Letter writer sees contradiction in Hutchinson’s remark
In a letter to The Globe and Mail May 11, reader John Barnet wrote: In a remarkably ill-disciplined column (The Globe May 10), Allan Hutchinson says “it is imperative that judicial performance is the subject of vigorous questioning.” I suspect that few would disagree with that. But Mr. Hutchinson, while recognizing that Maurice Vellacott “might well have crossed the line in falsely attributing particular views to the Chief Justice” and admitting that mean-spirited or ad hominem assaults are unwarranted, urges the MP to “rave on.” Surely an associate dean at Osgoode Hall Law School can see the inherent contradiction here, said Barnet.
- Hutchinson was also interviewed about his views on CBC Newsworld’s “Canada Now” May 10.
Playwright Marion André taught at York
Playwright and director Marion André died in Toronto May 9 after a long illness, reported The Globe and Mail May 11. He was 85. He was born in Le Havre, France, in January, 1921, but was raised in Poland.

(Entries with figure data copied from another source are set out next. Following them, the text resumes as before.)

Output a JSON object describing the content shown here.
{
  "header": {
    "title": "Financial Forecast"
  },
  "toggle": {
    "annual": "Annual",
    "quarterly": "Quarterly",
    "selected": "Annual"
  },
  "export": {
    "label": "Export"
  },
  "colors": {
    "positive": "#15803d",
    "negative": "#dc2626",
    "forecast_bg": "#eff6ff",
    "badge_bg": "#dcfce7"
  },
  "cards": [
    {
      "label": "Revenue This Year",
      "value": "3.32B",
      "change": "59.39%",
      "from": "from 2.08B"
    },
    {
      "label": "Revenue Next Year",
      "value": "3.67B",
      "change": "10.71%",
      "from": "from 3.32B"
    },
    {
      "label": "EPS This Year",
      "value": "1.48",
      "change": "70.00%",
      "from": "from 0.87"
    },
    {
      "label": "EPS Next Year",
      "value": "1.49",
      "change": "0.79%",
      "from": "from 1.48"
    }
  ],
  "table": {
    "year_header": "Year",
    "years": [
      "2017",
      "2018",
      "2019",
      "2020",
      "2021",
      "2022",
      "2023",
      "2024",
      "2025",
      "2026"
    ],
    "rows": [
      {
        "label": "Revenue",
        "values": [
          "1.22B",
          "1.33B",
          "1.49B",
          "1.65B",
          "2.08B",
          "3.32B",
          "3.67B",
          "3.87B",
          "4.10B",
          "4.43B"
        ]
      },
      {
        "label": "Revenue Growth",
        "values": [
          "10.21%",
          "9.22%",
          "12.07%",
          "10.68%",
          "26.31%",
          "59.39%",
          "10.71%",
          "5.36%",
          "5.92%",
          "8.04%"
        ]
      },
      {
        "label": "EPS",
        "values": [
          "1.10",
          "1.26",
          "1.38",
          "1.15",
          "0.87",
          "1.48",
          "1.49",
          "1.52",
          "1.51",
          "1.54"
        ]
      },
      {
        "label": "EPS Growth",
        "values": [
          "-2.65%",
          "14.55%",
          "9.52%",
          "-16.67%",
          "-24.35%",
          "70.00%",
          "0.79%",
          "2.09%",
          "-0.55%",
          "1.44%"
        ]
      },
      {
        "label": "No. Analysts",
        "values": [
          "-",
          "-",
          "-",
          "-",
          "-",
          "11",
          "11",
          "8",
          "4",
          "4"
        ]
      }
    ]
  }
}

He survived the Holocaust and established a career in that country as a director and playwright for theatre, radio and television. He immigrated to Canada in 1957 and settled in Montreal, working as a drama specialist for the Protestant School Board. From 1967 to 1971, he served as the first artistic director of the theatre at the Saidye Bronfman Centre in Montreal. After moving to Toronto, he taught in the theatre department at York University (1972-1973), founded Theatre Plus at the St. Lawrence Centre and managed it from 1973 until 1985. He also wrote several radio and television plays and documentaries that were produced in both English and French. His plays, mostly dealing with Jewish life in Poland during the Nazi occupation, have been presented on stages in Toronto, London and New York.